These books are my current favorites for sharing practical tips and positive encouragement to gain control of the mountain of research material and family resources that genealogists use every day.
I loved Frank Galbreth’s time efficiency antics in the 1950’s classic film Cheaper by the Dozen, but the reality of time management and productivity is a lot more complicated than minimizing time spent on our personal morning routine. These favorites offer ideas for setting research goals, advice for mastering digital clutter, practical solutions for preserving family heirlooms, tips for organizing DNA research, and more. Happy reading!
Organize Your Genealogy Life
Organize Your Genealogy: Strategies and Solutions for Every Researcher by Florida genealogist Drew Smith is the Swiss-Army knife guide for gaining control of your genealogy work. Smith draws on his training as a professional librarian and technology instructor to share his favorite tools and tips for becoming a more efficient and productive researcher. Read my Read my full review here. (FamilyTree Books, 2016). Available at ShopFamilyTree and Amazon.

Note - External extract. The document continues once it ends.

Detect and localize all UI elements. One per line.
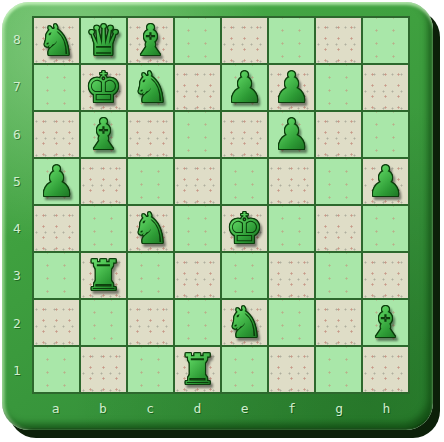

Organize Your Genealogy Research
How to Do Everything with Your Genealogy by George G. Morgan is a classic text (now in its Fourth Edition) for genealogists at all skill levels. Popular author, lecturer, and co-host with Drew Smith of the Genealogy Guys podcast, Morgan’s comprehensive guidebook gives ample resources for evaluating family tree software, planning a research trip, and organizing logs and data. Researchers will find ideas for tackling brick-wall problems as well as tips for creating an ancestor profile, planning a research trip, and moving beyond basic sources. (McGraw-Hill/Osborne, 2004). Available at Amazon.

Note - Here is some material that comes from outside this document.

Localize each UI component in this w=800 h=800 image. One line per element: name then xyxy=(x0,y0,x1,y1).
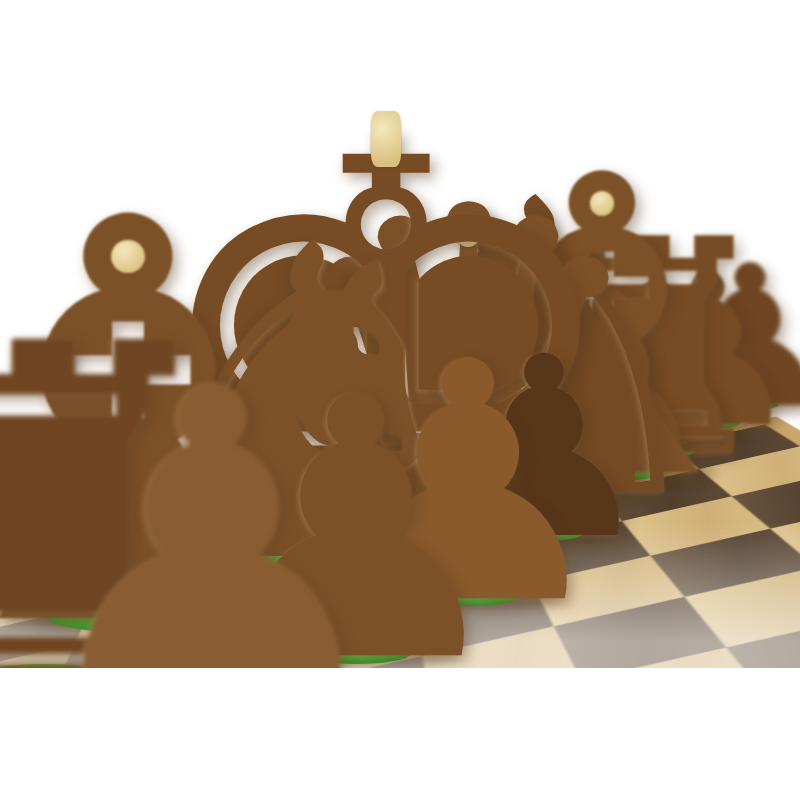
pieces-layer: ♟♟♟♜♟♝♞♛♚♟♞♟♝♟♜♟ xyxy=(0,0,800,668)
bottom-white-margin xyxy=(0,668,800,800)
dark-pawn: ♟ xyxy=(19,333,405,668)
chess-set-product-photo: ♟♟♟♜♟♝♞♛♚♟♞♟♝♟♜♟ xyxy=(0,0,800,668)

How to Use Evernote for Genealogy: A Step-by-Step Guide to Organize Your Research and Boost Your Genealogy Productivity by Kerry Scott will help anyone who researches online and wants to save and retrieve information. Scott’s clear instructions highlight dozens of creative ways to use Evernote’s clip-and-save functions for genealogy research, trip planning, and society work. Read my full review here. (FamilyTree Books, 2015). Available at ShopFamilyTree and Amazon.
Organize Your Family Heirlooms and Photos
How to Archive Family Keepsakes and companion volume How to Archive Family Photos by Denise May Levenick, The Family Curator are the two books I needed when I inherited my grandmother’s trunk filled with photos, documents, and memorabilia. Both books share what I learned in my journey of organizing, preserving, and sharing my family history legacy.
How to Archive Family Keepsakes (FamilyTree Books, 2012) is designed as a step-by-step guide with downloadable charts and worksheets to help you sort, organize, and preserve the treasures you’ve inherited or those you want to pass on to the next generation. How to Archive Family Photos (FamilyTree Books, 2015) will help you control digital chaos with practical solutions for file naming, organization, and storage. Available at ShopFamilyTree and Amazon.
Organize Your Family History Writing Project
Guide to Genealogical Writing, How to Write and Publish Your Family History by Penelope L. Stratton and Henry B. Hoff is my desktop companion for preparing manuscripts and research articles. Extensive examples and practical charts help illustrate the clear and direct process outlined by Stratton and Hoff for moving a genealogical research project from research to written article. Anyone interested in writing for professional genealogy publications will find outstanding advice in this text. (New England Historic Genealogical Society, 2014). Available at the NEHGS Bookstore and Amazon.
Organize Your DNA Research and Results
The Family Tree Guide to DNA Testing and Genetic Genealogy by Blaine T. Bettinger is the best-selling handbook available for genealogists who want to learn more about using DNA to solve family history mysteries and extend family trees. Bettinger has a gift for cutting through jargon and science-speak to show how DNA testing can, and should, be used as a genealogical resource. His guide won’t sort and contact your DNA matches, but it will point you to useful third-party tools and explain why organizing DNA matches is essential to success with genetic genealogy. Read my full review here. Available at ShopFamilyTree and Amazon.